While overall spend for restaurants suffered, delivery services flourished. Y/y spend growth accelerated from around 40% in January through March to over 100% in April, around 135% in May and June, and peaked around 160% in July and August before slowing slightly to 125% in September. Among the factors contributing to this growth, one of the most interesting has been an increasing concentration in transaction frequency for existing users. This may be especially favorable for the delivery services as they have historically relied on expensive promotions and discounts to acquire new customers, so loyal repeat business could drive increasing profitability. In January, February, and March, the largest growth in individuals ordering from delivery services was among those ordering just once – 46% y/y growth in January, 40% in February, and 37% in March. In April, that dynamic reversed, with the most engaged shoppers ordering five or more times per month increasing the fastest – 74% y/y growth in April, 96% y/y growth in May, and more than doubling in June through September.
Although delivery service growth is becoming more concentrated in terms of more transactions for specific individuals, that growth is coming from a broad demographic mix. Every single age group tracked in our data has seen spend at delivery services more than double every month since April. In many of the last few months, including August and September, the highest spend growth came from those aged 65+. This group’s spend grew almost 200% in August y/y before decelerating to a still-sizable 150% in September.
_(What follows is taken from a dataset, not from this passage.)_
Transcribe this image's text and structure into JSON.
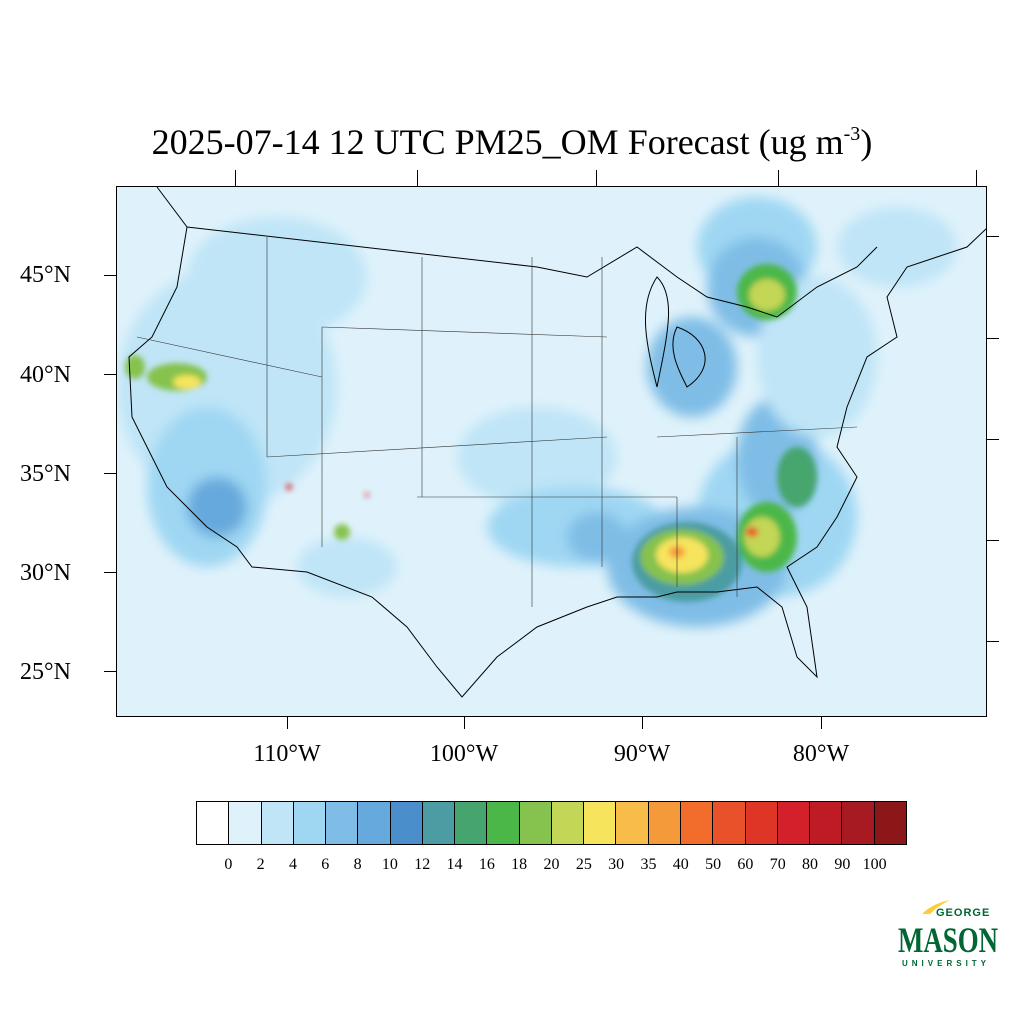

While it is important for companies to understand trends for themselves and their competitors, it can be just as important for them to understand what is happening with potential partners. While delivery brands can use our data to see how they are doing versus competitors and whether they are keeping up with the same growth drivers, restaurants should also be paying careful attention to these metrics. It can help inform whether to partner with a distribution service at all, how to think about customer acquisition costs and loyalty with that service, and how to market the partnership. It can help restaurants to see whether a delivery partnership has the potential to open up channels to new customers in addition to increasing spend from existing demographics. These considerations should be important not only as delivery became increasingly popular due to the pandemic, but also in light of its continuing popularity as in-restaurant dining has reopened.